Необъективность | страница 30



В первый момент видно плохо — как будто грязь, отслоенья, потом — как сквозь серый иней, и даже вздрогнешь, видно, что там кто-то есть — почти на метр он повыше меня, смотрит из-под капюшона. Позже доходит — картина. В ней мало что сохранилось, но до конца не проходит — он же стоит здесь три века. А если это и есть — тот самый «черный» монах в балахоне, я всегда вижу спиной — не поднимает лица, только и я не могу обернуться. Святой без подписи, он не икона — как камертон человека-пути в поиске сущности мира — в этом, возможно, была главная ценность из допетровской культуры. Это — путь духа. Эти глаза странной формы на старчески-детском лице, глаза того, кто всегда видел небо. Стена — большая, она — его мир, войдя в него с таким взглядом, он уже не возвратился.
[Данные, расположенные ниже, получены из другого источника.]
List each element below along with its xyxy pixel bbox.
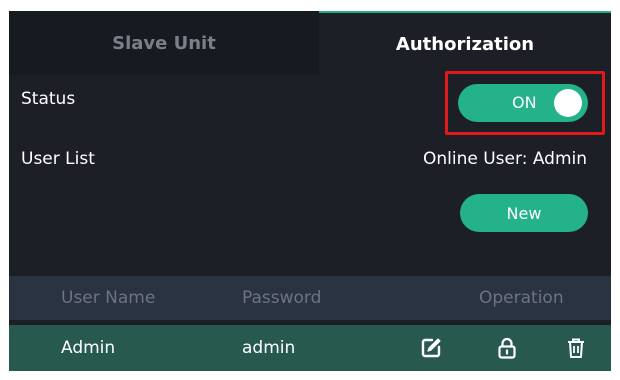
tab-bar: Slave Unit Authorization [9, 11, 611, 75]
new-user-button[interactable]: New [460, 194, 588, 232]
toggle-label: ON [512, 93, 537, 112]
table-header: User Name Password Operation [9, 276, 611, 320]
cell-password: admin [242, 338, 296, 358]
online-user-text: Online User: Admin [423, 149, 587, 169]
table-row[interactable]: Admin admin [9, 325, 611, 371]
toggle-knob [554, 89, 582, 117]
column-header-operation: Operation [479, 288, 564, 308]
status-label: Status [21, 89, 76, 109]
status-toggle[interactable]: ON [458, 84, 588, 122]
tab-slave-unit[interactable]: Slave Unit [9, 11, 319, 75]
authorization-panel: Slave Unit Authorization Status ON User … [9, 11, 611, 371]
cell-user-name: Admin [61, 338, 116, 358]
trash-icon[interactable] [564, 336, 588, 360]
edit-icon[interactable] [419, 336, 443, 360]
tab-authorization[interactable]: Authorization [319, 11, 611, 75]
column-header-user-name: User Name [61, 288, 156, 308]
lock-icon[interactable] [495, 336, 519, 360]
column-header-password: Password [242, 288, 322, 308]
user-list-label: User List [21, 149, 95, 169]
Вдруг, оказалось, что здесь часть меня, и несущественно, что нарисована кем-то. Действие фрески меня удивляет — темными красками, позой фигуры, надчеловеческим взглядом она уже раздвигает реальность. А все фигурки в изогнутых позах, на заднем плане строенья — они, напротив, уносят — периферией вниманья ты падаешь с ними. Когда ты, внешний, увидишь вот это, все изнутри быстро станет спокойным. А когда ты отвернешься, вдруг выясняется — что-то осталось, словно пустой силуэт. Весь прежний мир из твоих представлений при том становится смутным, как из-за трещин на стеклах, вдруг неизбежно ветвится. И уже все это: место — икона, но только больше, объемней, и, причем, с действием тем же. Ну а то первое — лик, изменившись, уже становится дальним. И ты внутри, и ты в ином сознаньи, чувствуешь, все понимаешь. Это, как дверь, безотказно…
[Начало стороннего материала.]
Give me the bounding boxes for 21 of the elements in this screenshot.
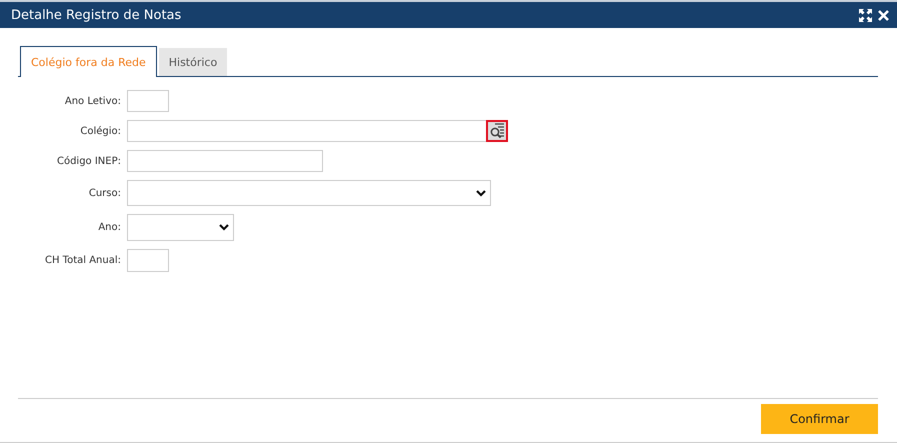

«Старцы», отшельники любых религий, просто уйдя от поверхностной жизни, все находили в себе эту сущность, бывшую в прежнем сознаньи. Она несла уважение к сущности в каждом, как часть «закона внутри» — ты понимаешь «его» как себя и, как себе, «ему» видишь, желаешь. Все это не было иной культурой, это и было культурой — полупотерянной «русской идеей». Когда, с Петром, победило другое сознанье, то, постепенно, все было забыто.
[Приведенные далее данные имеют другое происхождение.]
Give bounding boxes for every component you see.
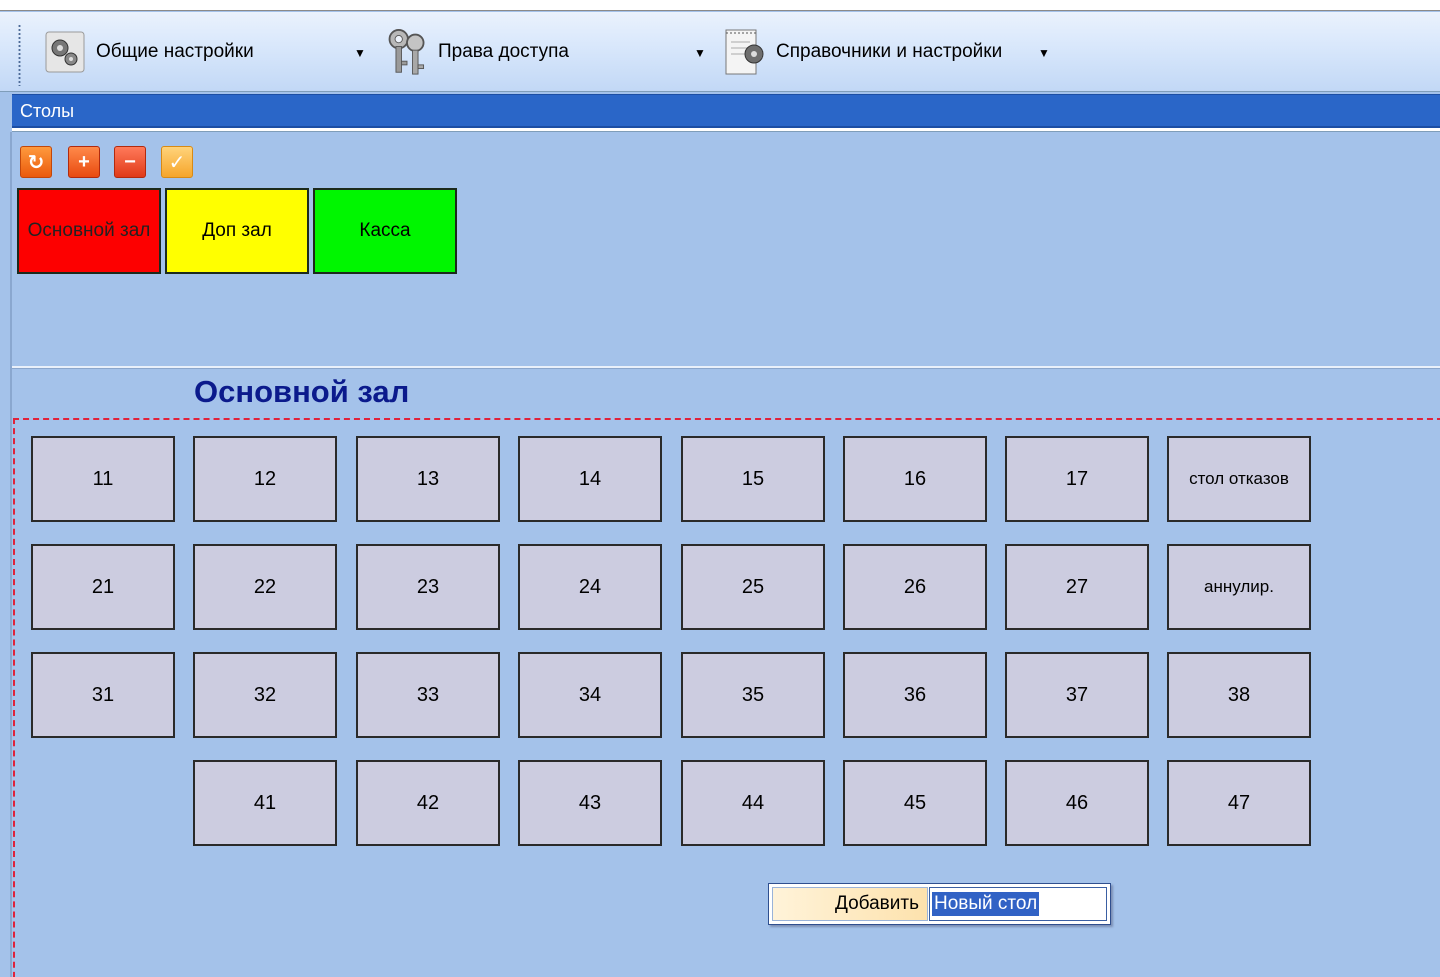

Я представляю себе эти годы, что накопили тут копоть — столы и лавки, монахи и тишина из долины. В руку меня тяпнул злющий комар, и сильный зуд, нестерпимей крапивы, мне помешал смотреть дальше. Я от бессилия боли иду до окна, сквозь щель смотрю на долину. Там река мягкой змеей ползет по бывшему пруду — по лугу, где уже ивы.

— Как тебе этот монах, помнишь землянки, «деды» там сидели. Я говорил тебе, что у землянок я посидел раз на склоне, и только две мыслеформы от «древних монахов». Главная — метров с пятнадцать длинною березы очень стараются вымести небо, но они даже его не щекочут. И еще одна — толстый монах, подпоясанный, как тюк, веревкой, пыхтит на тропке к ним в гору и в котелке несет жрачку. Нет других мыслей из этого мира, ну или я не могу их представить. — Я, как последний турист, наклоняюсь и выбираю внизу у стены кусок слоев штукатурок размером с яйцо с коричневатым фрагментом одежды, что мне с ним делать — положить на полку. Возле окна я смотрю на него, где нет слоев синеватых побелок, краска атласно играет.